A review of the Modi vision outlined in Mauritius in 2015 and the five elements that were identified for collective effort are also reflected in the Jakarta Concord. But the reality is that, despite the persuasive rhetoric of March 2015, India has not been able to enhance its comprehensive maritime capability in an appropriate manner.

Modi’s absence at Jakarta was noticeable and the sense was that India is not yet ready to walk the rich maritime talk. Bangladesh and Sri Lanka were represented at the summit by Prime Minister Sheikh Hasina and President Maithripala Sirisena respectively. Other leaders included Australian Prime Minister Malcolm Turnbull, South African President Jacob Zuma and Malaysian Prime Minister Najib Razak.

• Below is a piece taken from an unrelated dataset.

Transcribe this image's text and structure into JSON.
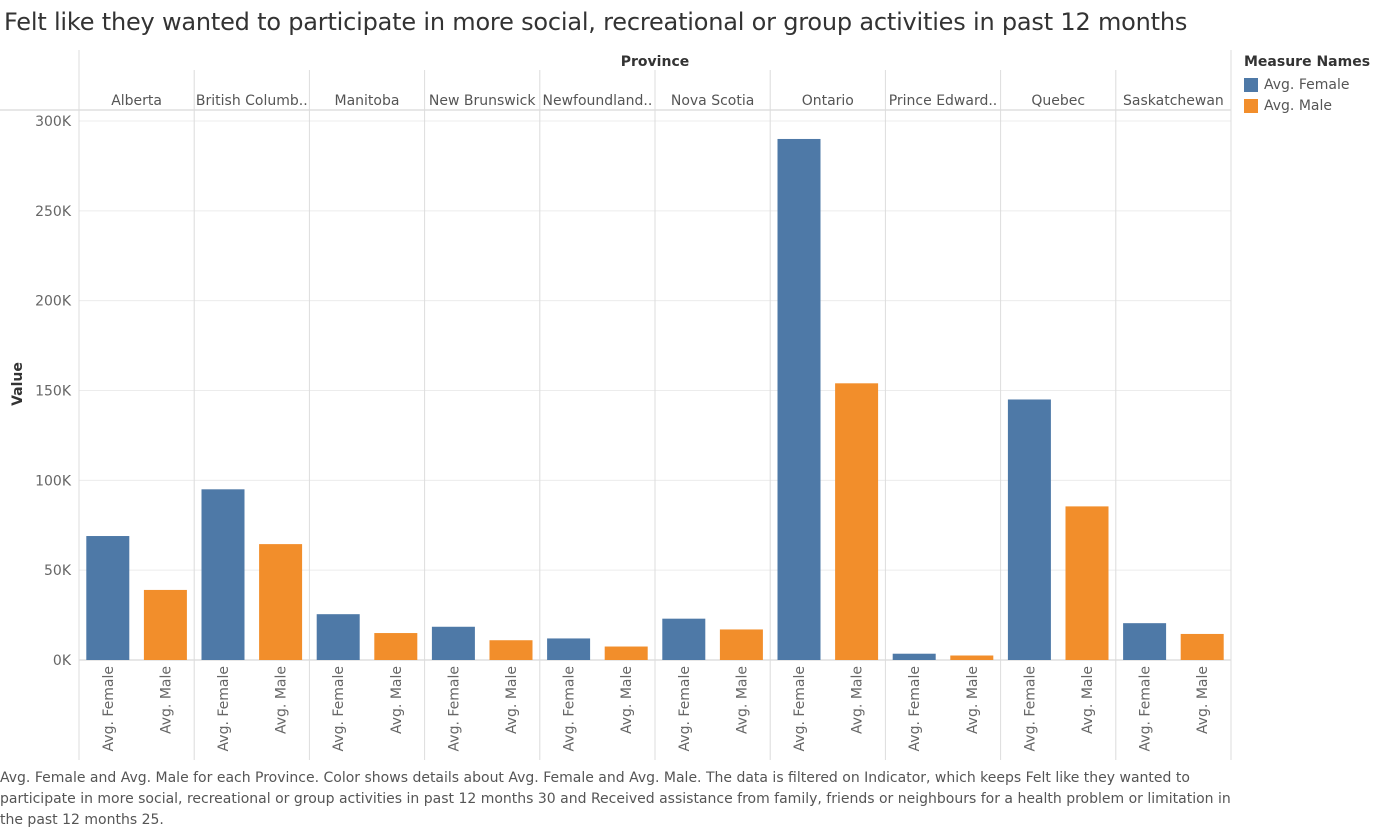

Domestic politics may have prevented Modi from attending a major regional maritime summit, a grouping that was conceived by India in 1997. Regional maritime connectivity and nurturing the Blue Revolution have immense potential that is largely untapped. But if the ‘Sagar’ vision can be re-infused with the political commitment it warrants, Modi may still be able to orient India towards its inherent maritime destiny before he prepares for the 2019 general election.

BOX ITEM

Ice Broken at IORA

Established in the mid-1990s, IORA is a regional forum that, to date has not been particularly significant in shaping the choices of its member states. The organization purports to, per its charter, “build and expand understanding and mutually beneficial cooperation through a consensus-based, evolutionary and non-intrusive approach.” As a result of this approach, IORA has no “binding contracts or rigid institutional structures.”

The decision this year to stage a high-level summit in Jakarta has no doubt raised the organization’s prominence. With heads of state and government in attendance, IORA 2017 drew attention to a range of issues of regional interest in the greater Indian Ocean region, including maritime security, fisheries management, disaster relief and humanitarian assistance, people-to-people exchanges, trade and investment, and tourism.

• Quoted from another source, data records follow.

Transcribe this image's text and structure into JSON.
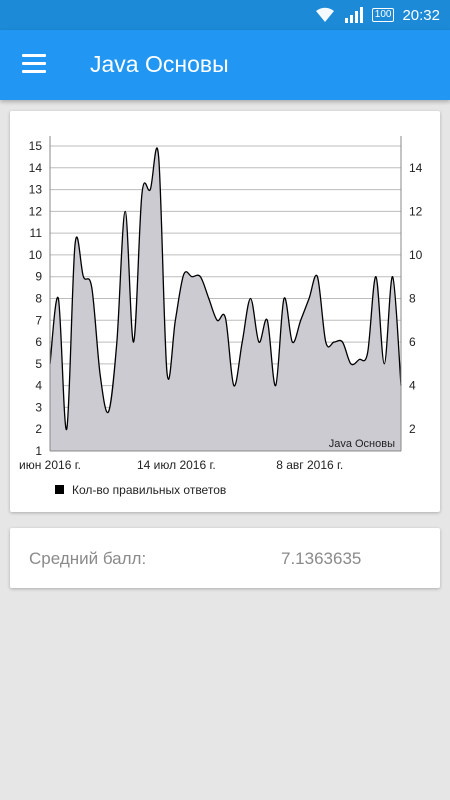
{
  "status_bar": {
    "time": "20:32",
    "battery": "100",
    "icons": [
      "wifi-icon",
      "signal-icon",
      "battery-icon"
    ]
  },
  "app_bar": {
    "title": "Java Основы",
    "menu_icon": "hamburger-menu-icon",
    "background": "#2196f3",
    "status_background": "#1c8ad6"
  },
  "chart_data": {
    "type": "area",
    "annotation": "Java Основы",
    "legend": "Кол-во правильных ответов",
    "legend_placement": "bottom-left",
    "grid": true,
    "left_axis": {
      "range": [
        1,
        15
      ],
      "ticks": [
        "1",
        "2",
        "3",
        "4",
        "5",
        "6",
        "7",
        "8",
        "9",
        "10",
        "11",
        "12",
        "13",
        "14",
        "15"
      ]
    },
    "right_axis": {
      "range": [
        1,
        15
      ],
      "ticks": [
        "2",
        "4",
        "6",
        "8",
        "10",
        "12",
        "14"
      ]
    },
    "x_tick_labels": [
      "июн 2016 г.",
      "14 июл 2016 г.",
      "8 авг 2016 г."
    ],
    "fill_color": "#cdcbd2",
    "line_color": "#000000",
    "series": [
      {
        "values": [
          5,
          8,
          2,
          10.5,
          9,
          8.5,
          4.5,
          2.8,
          6,
          12,
          6,
          12.8,
          13,
          14.5,
          4.6,
          7,
          9.1,
          9,
          9,
          8,
          7,
          7.1,
          4,
          6,
          8,
          6,
          7,
          4,
          8,
          6,
          7,
          8,
          9,
          6,
          6,
          6,
          5,
          5.2,
          5.5,
          9,
          5,
          9,
          4
        ]
      }
    ]
  },
  "average": {
    "label": "Средний балл:",
    "value": "7.1363635"
  }
}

The 21 member states issued a strategic vision document, known as the Jakarta Concord, that “sets out a vision for a revitalized and sustainable regional architecture,” according to a statement from the IORA secretariat. The concord builds on a ministerial meeting earlier in March, which resulted in an action plan document setting out numerous initiatives for the organization in addition to the adoption of a Declaration on Preventing and Countering Terrorism and Violent Extremism.

With its 2017 summit, IORA looks poised to raise its profile as a deliberative forum in the region. The first-ever leaders’ summit has infused the two-decade-old forum with purpose. The question now is whether its 21 member states will be able to sustain momentum.